A "thick description" is the intellectual and literary act of describing what happens during an interview with a research participant. It's a reflection upon what one saw as an interpretation of behavior within a certain context. Or as Geertz says, it's a sorting through of "webs of significance that (man) himself has spun."
When the Internet caught on over a decade ago, companies wanted to learn why people were browsing and what exactly they were doing. So, design researchers popularized a method called contextual inquiry, which is the term given to the close study of what happens between a person, their computer, and the setting they're in. It was (and remains) a quick way for designers to focus on observing people doing specific tasks in order to learn how they do them, and, to some extent, why they do them.

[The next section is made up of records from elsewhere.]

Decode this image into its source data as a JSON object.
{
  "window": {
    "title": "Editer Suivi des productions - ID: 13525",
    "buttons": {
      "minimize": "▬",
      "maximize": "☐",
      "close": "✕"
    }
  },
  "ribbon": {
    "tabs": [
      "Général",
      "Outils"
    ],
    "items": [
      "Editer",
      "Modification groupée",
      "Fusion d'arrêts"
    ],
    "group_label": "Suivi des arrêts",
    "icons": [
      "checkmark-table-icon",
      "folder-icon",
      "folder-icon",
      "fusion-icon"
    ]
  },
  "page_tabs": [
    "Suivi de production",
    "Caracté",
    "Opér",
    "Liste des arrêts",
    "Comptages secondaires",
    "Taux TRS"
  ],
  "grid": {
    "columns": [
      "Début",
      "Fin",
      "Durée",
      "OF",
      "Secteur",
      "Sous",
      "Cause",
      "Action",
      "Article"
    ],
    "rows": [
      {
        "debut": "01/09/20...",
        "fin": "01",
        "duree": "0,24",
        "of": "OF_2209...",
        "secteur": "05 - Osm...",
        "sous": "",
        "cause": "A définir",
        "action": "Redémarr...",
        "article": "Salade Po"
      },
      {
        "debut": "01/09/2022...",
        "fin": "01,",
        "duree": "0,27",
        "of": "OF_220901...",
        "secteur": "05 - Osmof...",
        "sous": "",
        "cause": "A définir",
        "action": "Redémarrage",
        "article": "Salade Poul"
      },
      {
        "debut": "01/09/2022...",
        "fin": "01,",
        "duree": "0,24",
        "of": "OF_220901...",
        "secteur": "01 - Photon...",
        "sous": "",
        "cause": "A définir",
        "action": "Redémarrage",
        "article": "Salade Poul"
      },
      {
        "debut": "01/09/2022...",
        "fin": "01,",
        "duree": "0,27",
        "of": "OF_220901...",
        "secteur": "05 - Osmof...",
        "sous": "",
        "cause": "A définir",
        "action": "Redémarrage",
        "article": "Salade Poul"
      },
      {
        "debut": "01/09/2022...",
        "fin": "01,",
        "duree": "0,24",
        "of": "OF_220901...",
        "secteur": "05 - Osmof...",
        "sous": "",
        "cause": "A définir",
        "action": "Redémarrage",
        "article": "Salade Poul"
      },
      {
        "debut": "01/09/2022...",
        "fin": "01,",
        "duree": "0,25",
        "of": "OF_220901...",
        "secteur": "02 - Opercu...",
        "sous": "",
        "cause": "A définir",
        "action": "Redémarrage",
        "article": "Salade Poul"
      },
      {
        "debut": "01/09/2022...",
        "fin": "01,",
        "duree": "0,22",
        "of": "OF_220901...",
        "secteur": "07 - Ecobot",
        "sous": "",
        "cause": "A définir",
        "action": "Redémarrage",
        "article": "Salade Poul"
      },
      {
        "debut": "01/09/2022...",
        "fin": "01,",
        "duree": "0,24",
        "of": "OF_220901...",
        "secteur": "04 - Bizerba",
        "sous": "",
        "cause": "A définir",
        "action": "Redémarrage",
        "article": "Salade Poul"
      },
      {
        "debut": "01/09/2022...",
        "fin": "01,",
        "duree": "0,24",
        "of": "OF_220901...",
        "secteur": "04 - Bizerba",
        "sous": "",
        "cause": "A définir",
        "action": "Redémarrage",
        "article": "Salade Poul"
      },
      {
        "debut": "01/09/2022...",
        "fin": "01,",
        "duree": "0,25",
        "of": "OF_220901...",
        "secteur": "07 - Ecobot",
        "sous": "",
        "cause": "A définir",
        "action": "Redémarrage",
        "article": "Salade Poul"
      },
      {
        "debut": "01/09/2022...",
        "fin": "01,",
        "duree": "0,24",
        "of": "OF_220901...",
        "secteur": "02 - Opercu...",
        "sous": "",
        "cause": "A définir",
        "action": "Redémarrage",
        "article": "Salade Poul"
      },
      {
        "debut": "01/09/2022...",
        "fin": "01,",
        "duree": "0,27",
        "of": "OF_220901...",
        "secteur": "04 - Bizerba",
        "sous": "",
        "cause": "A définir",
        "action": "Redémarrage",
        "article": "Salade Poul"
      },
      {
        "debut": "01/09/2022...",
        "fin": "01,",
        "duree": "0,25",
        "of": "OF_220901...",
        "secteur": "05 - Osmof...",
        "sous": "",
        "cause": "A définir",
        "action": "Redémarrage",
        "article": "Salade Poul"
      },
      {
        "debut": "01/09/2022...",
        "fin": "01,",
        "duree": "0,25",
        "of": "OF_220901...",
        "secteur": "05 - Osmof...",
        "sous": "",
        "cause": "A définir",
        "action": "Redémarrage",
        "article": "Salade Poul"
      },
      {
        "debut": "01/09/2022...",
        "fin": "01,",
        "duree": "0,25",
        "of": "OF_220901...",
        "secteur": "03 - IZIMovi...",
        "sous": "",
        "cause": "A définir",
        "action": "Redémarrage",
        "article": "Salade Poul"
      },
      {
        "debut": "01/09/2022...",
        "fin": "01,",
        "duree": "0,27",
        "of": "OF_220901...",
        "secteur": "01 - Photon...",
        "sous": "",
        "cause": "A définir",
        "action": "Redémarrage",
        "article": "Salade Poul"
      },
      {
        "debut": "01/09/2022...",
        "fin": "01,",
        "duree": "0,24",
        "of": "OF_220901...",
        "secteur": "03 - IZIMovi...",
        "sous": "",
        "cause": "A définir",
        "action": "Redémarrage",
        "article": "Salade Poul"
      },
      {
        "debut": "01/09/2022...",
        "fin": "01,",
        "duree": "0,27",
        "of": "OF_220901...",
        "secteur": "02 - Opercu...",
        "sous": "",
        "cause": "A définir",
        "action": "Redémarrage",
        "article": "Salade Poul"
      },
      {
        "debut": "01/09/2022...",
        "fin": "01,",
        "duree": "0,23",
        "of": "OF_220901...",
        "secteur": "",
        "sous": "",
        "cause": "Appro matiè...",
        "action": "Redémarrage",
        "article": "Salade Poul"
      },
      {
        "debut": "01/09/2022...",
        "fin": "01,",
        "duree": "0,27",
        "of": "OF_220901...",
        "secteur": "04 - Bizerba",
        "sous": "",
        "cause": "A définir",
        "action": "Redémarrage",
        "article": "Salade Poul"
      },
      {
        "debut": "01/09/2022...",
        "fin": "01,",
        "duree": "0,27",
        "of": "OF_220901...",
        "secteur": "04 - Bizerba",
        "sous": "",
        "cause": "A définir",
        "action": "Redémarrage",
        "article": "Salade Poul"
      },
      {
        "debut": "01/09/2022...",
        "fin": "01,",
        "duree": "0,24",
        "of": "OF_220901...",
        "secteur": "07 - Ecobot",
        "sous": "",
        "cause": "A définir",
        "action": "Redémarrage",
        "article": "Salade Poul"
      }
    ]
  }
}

But contextual inquiry, while appropriate for some design projects, doesn't really enable you to discover the more nuanced aspects of people's thoughts and behaviors and their relationship to a broader culture—all pretty important things to unearth if you're tasked with innovating a product or service. A thick description does by expanding the designer's field of vision to include things on the periphery of the participant's life that, while indirect to the topic of study, influence them in meaningful ways.
One of the keys to this research method is how well we, as researchers, talk to and observe people when we're in the field—or rather, the depth to which we are able to go during these talks and observations. What did we see and hear? What was significant? What was peculiar or distinct, and how does it relate to the larger set of behaviors observed?